Studies affected by online streaming?

Lindsay Miller

Jessy Cooke had a productive weekend finishing a full season — 22 episodes — of “Law and Order: Special Victims Unit” on Netflix. What Cooke wasn’t productive in finishing was her chemistry homework for Monday morning.

Cooke, a sophomore psychology major, is affected by procrastination, as many college students are. Her procrastination comes in the form of Facebook and Netflix.

“If I’m trying to study, I get on Facebook or anything that really isn’t studying,” Cooke said. “I do Netflix binges all the time.”

According to a study conducted by Netflix, 61 percent of users have admitted to binge watching without feeling bad about it.  Binge watching, as defined by Netflix users, is streaming two or more episodes of a TV show in one sitting.

Cooke’s Netflix binge is no feat compared with Rachel Stine’s binge with her roommate.

Stine, a sophomore communications studies major, and her roommate watched an entire five-season series in a week.

Stine and Cooke both experience procrastination as a result of access to social media and TV online.

“Sometimes the material that I am learning is boring, and it doesn’t hold my attention like Tumblr or Pinterest,” Stine said.

Christopher Was, an educational psychologist and associate professor at Kent State, said he isn’t sure that procrastination negatively affects grades, but it does affect learning for some students.
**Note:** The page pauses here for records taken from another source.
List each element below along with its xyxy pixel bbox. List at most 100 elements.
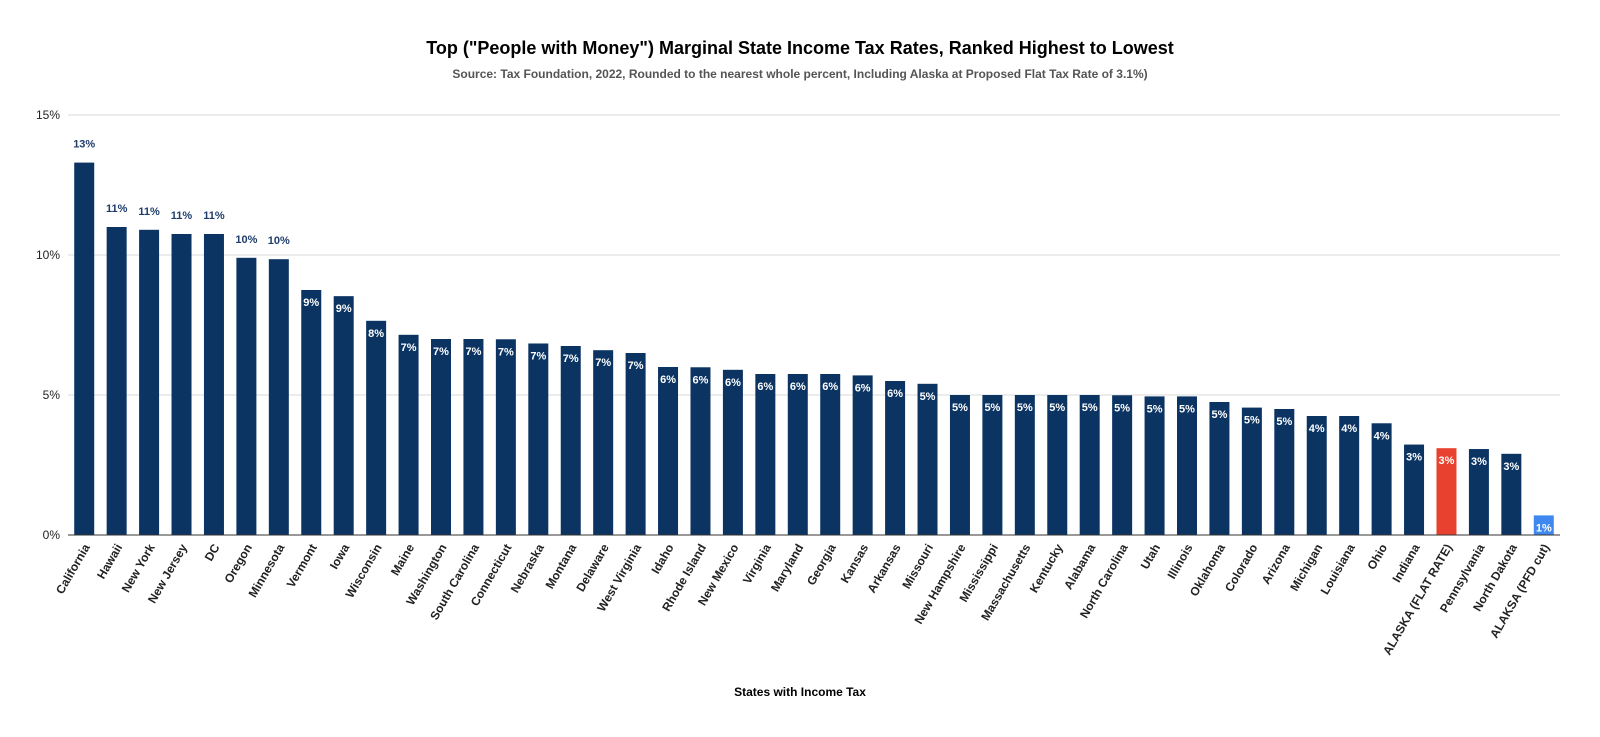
data-label: 7% bbox=[465, 346, 481, 358]
data-label: 5% bbox=[1082, 402, 1098, 414]
x-tick-label: California bbox=[53, 541, 93, 596]
data-label: 5% bbox=[1179, 403, 1195, 415]
data-label: 5% bbox=[984, 402, 1000, 414]
x-tick-label: Oregon bbox=[222, 542, 255, 586]
bar bbox=[1047, 395, 1068, 535]
x-tick-label: Georgia bbox=[804, 541, 839, 588]
bar bbox=[690, 367, 711, 535]
data-label: 7% bbox=[563, 353, 579, 365]
data-labels: 13% 11% 11% 11% 11% 10% 10% 9% 9% 8% 7% 7% 7% 7% 7% 7% 7… bbox=[73, 139, 1552, 535]
data-label: 5% bbox=[1244, 415, 1260, 427]
data-label: 1% bbox=[1536, 522, 1552, 534]
bar bbox=[1014, 395, 1035, 535]
y-axis-ticks: 0% 5% 10% 15% bbox=[36, 108, 60, 542]
data-label: 6% bbox=[822, 381, 838, 393]
bar bbox=[398, 334, 419, 535]
data-label: 5% bbox=[1276, 416, 1292, 428]
bar bbox=[1274, 409, 1295, 535]
bar bbox=[1371, 423, 1392, 535]
x-axis-label: States with Income Tax bbox=[734, 685, 866, 699]
data-label: 6% bbox=[660, 374, 676, 386]
x-tick-label: Arizona bbox=[1259, 541, 1293, 586]
data-label: 11% bbox=[203, 210, 225, 222]
bar bbox=[820, 374, 841, 535]
bar bbox=[1404, 444, 1425, 535]
x-tick-label: Virginia bbox=[740, 541, 774, 586]
x-tick-label: Ohio bbox=[1364, 542, 1390, 573]
data-label: 11% bbox=[138, 206, 160, 218]
data-label: 3% bbox=[1503, 461, 1519, 473]
bar bbox=[787, 374, 808, 535]
x-tick-label: Kansas bbox=[838, 541, 872, 585]
bar bbox=[1079, 395, 1100, 535]
bar bbox=[139, 229, 160, 536]
data-label: 4% bbox=[1374, 430, 1390, 442]
data-label: 5% bbox=[952, 402, 968, 414]
data-label: 6% bbox=[757, 381, 773, 393]
data-label: 5% bbox=[1147, 403, 1163, 415]
chart-subtitle: Source: Tax Foundation, 2022, Rounded to… bbox=[452, 67, 1147, 81]
bar bbox=[1177, 396, 1197, 535]
y-tick-label: 5% bbox=[43, 388, 61, 402]
bar bbox=[982, 395, 1003, 535]
data-label: 6% bbox=[693, 374, 709, 386]
bar bbox=[268, 259, 289, 535]
bar bbox=[1339, 416, 1360, 535]
bar bbox=[203, 234, 224, 535]
x-tick-label: ALAKSA (PFD cut) bbox=[1487, 542, 1552, 641]
bar bbox=[625, 353, 646, 535]
data-label: 5% bbox=[1017, 402, 1033, 414]
bar bbox=[74, 162, 95, 535]
y-tick-label: 15% bbox=[36, 108, 60, 122]
bar bbox=[560, 346, 581, 535]
bar bbox=[1306, 416, 1327, 535]
data-label: 7% bbox=[595, 357, 611, 369]
bar bbox=[463, 339, 484, 535]
bar bbox=[528, 343, 549, 535]
data-label: 5% bbox=[1114, 402, 1130, 414]
bar bbox=[885, 381, 906, 535]
x-tick-label: Vermont bbox=[284, 542, 320, 591]
data-label: 5% bbox=[1211, 409, 1227, 421]
data-label: 6% bbox=[855, 382, 871, 394]
x-tick-label: Maryland bbox=[768, 542, 806, 595]
bar bbox=[333, 296, 354, 535]
bar bbox=[1209, 402, 1230, 535]
data-label: 7% bbox=[530, 350, 546, 362]
x-tick-label: Illinois bbox=[1164, 541, 1195, 581]
data-label: 4% bbox=[1309, 423, 1325, 435]
data-label: 7% bbox=[401, 342, 417, 354]
y-tick-label: 0% bbox=[43, 528, 61, 542]
data-label: 5% bbox=[920, 391, 936, 403]
data-label: 6% bbox=[725, 377, 741, 389]
data-label: 6% bbox=[887, 388, 903, 400]
bar bbox=[1112, 395, 1133, 535]
data-label: 3% bbox=[1406, 452, 1422, 464]
bar bbox=[852, 375, 873, 535]
bar bbox=[1436, 448, 1457, 535]
data-label: 9% bbox=[336, 303, 352, 315]
bar bbox=[495, 339, 516, 535]
x-tick-label: Colorado bbox=[1222, 542, 1260, 595]
bar bbox=[722, 369, 743, 535]
gridlines bbox=[68, 114, 1560, 396]
data-label: 11% bbox=[171, 210, 193, 222]
bar bbox=[431, 339, 451, 535]
bar bbox=[658, 367, 679, 535]
data-label: 3% bbox=[1439, 455, 1455, 467]
data-label: 7% bbox=[433, 346, 449, 358]
data-label: 8% bbox=[368, 328, 384, 340]
y-tick-label: 10% bbox=[36, 248, 60, 262]
x-tick-label: Maine bbox=[388, 541, 417, 578]
bar bbox=[1241, 407, 1262, 535]
x-tick-label: Indiana bbox=[1390, 541, 1423, 585]
bar bbox=[593, 350, 614, 535]
bar bbox=[171, 234, 192, 535]
x-tick-label: Montana bbox=[543, 541, 580, 591]
data-label: 6% bbox=[790, 381, 806, 393]
data-label: 4% bbox=[1341, 423, 1357, 435]
x-tick-label: Missouri bbox=[899, 542, 936, 592]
“I know lots of students who wait until the last minute to get things done and cram before exams, to do projects last minute, and what you typically see is a pattern of the student doing very well on the exam that they waited last minute to study for,” Was said. “The problem is that that material, or that content or that learning is not robust and does not last. At the end of the semester, they probably won’t remember the stuff that they crammed for and put off to the last minute.”

Stine, who admits to procrastinating, said it doesn’t affect her learning.
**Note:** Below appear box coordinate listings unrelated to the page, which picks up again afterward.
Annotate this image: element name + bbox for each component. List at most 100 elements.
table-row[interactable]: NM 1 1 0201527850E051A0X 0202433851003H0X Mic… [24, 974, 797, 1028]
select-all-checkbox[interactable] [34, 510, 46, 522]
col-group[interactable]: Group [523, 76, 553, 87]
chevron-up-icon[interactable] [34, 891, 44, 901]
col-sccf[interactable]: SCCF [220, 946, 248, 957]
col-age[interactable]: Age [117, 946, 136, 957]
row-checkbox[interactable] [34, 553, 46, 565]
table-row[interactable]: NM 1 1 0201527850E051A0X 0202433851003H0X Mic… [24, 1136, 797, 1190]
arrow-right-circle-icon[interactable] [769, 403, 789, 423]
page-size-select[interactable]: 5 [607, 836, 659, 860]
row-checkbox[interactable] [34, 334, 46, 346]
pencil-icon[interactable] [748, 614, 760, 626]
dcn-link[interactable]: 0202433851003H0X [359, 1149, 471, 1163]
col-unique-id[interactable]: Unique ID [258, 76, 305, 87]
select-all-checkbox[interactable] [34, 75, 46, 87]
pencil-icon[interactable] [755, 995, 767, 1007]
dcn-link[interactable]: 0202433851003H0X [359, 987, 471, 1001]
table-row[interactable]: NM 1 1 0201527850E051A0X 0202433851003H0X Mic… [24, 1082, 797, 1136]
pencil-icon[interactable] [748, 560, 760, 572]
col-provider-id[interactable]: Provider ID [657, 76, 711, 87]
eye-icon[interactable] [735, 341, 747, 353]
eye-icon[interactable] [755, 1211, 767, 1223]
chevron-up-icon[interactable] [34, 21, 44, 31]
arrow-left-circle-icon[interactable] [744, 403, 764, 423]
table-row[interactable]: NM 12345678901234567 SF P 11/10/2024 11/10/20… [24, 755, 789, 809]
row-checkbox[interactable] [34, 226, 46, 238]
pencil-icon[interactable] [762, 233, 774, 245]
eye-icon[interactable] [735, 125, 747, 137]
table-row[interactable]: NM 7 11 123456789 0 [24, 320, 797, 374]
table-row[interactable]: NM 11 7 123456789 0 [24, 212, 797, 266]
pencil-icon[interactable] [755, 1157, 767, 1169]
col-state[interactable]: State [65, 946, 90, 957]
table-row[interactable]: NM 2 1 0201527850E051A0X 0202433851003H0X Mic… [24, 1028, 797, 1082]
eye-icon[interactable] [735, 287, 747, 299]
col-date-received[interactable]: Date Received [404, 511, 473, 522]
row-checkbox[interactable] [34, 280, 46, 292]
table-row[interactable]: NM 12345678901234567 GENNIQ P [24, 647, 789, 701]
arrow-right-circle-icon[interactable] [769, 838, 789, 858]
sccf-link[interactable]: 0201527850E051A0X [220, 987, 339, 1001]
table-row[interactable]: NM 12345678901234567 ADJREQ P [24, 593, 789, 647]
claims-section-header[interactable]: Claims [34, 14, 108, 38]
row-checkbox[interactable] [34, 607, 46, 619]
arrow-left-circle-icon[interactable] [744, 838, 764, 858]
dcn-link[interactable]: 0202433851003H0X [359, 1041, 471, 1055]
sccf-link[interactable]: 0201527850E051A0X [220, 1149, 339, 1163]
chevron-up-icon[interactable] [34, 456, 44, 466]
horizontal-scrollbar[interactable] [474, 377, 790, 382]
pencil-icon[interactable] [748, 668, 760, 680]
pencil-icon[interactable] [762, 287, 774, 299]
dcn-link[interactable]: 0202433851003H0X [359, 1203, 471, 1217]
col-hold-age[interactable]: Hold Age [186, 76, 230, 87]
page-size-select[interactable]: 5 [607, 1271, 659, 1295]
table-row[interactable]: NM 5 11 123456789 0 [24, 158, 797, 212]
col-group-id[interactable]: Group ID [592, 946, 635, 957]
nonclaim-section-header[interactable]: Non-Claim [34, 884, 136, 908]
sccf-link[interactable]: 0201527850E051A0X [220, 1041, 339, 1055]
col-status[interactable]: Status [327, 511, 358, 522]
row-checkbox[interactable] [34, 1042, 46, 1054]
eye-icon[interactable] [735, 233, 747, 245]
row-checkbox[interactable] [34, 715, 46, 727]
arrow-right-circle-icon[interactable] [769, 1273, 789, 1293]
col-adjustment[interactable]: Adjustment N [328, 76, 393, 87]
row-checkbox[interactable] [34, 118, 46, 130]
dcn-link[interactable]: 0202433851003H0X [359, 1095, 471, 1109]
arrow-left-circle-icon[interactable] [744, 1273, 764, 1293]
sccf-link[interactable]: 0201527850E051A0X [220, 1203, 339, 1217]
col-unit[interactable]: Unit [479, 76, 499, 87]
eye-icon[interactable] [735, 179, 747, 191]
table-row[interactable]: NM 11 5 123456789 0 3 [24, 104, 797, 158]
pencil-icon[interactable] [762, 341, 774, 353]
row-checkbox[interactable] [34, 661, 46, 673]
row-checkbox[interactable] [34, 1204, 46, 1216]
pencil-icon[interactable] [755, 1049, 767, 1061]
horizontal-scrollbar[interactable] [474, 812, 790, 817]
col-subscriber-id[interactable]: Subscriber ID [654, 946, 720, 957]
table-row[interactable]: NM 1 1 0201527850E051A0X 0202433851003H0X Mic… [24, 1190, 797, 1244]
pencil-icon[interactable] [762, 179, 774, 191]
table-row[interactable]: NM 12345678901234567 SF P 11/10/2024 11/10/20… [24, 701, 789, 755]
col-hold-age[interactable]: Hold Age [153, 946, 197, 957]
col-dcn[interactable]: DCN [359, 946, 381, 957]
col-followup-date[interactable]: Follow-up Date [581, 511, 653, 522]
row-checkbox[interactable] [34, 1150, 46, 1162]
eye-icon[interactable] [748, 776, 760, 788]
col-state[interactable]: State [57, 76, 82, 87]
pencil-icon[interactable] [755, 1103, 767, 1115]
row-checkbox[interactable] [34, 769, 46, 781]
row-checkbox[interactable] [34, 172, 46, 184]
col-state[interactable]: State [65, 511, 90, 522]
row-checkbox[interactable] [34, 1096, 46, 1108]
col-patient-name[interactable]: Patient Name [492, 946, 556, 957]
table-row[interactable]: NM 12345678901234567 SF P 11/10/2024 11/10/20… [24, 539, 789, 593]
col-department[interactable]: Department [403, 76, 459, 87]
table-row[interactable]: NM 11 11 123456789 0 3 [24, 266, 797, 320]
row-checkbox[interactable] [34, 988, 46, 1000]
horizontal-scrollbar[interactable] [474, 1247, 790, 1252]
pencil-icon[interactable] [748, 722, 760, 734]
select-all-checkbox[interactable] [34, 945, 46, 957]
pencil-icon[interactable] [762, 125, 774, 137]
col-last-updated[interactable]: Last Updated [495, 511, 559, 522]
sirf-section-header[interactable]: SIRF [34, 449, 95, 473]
“Sometimes I feel like I work faster and more efficient knowing it’s due in two days,” Stine said. “I don’t think it affects me when retaining information.  I think if I catch myself using my phone in class, I miss what the professor was talking about but other than that I don’t think it really bothers me when I’m doing homework or studying.”

Cooke, on the other hand, said her procrastination and cramming, does affect how she learns.

“If I don’t study consistently and I try to do [homework] all at once the night before, I don’t remember the information as well,” Cooke said.

Cooke and Stine both take preventative measures to allow them to focus on classwork. Cooke puts her computer away unless the homework needs to be done on it, and both students put their phones on silent or turn them off while studying or completing assignments.

Was suggests a few tips to help increase learning and decrease procrastination for those students who struggle with it.

“My suggestion is to schedule a little bit of time every day for each of your classes,” Was said. “Studying a little bit every day in each of your areas, each of your contents or each of your classes is much more effective than cramming and what students typically find when they cram [is] they spend hours doing it and they don’t get to the stuff they want to do on a Friday night. Why not study a couple hours a day Monday through Thursday and enjoy your weekend and have more of a robust learning?”

Hearing this advice, Stine laughed.

“I’d have time for more weekend Netflix binges.”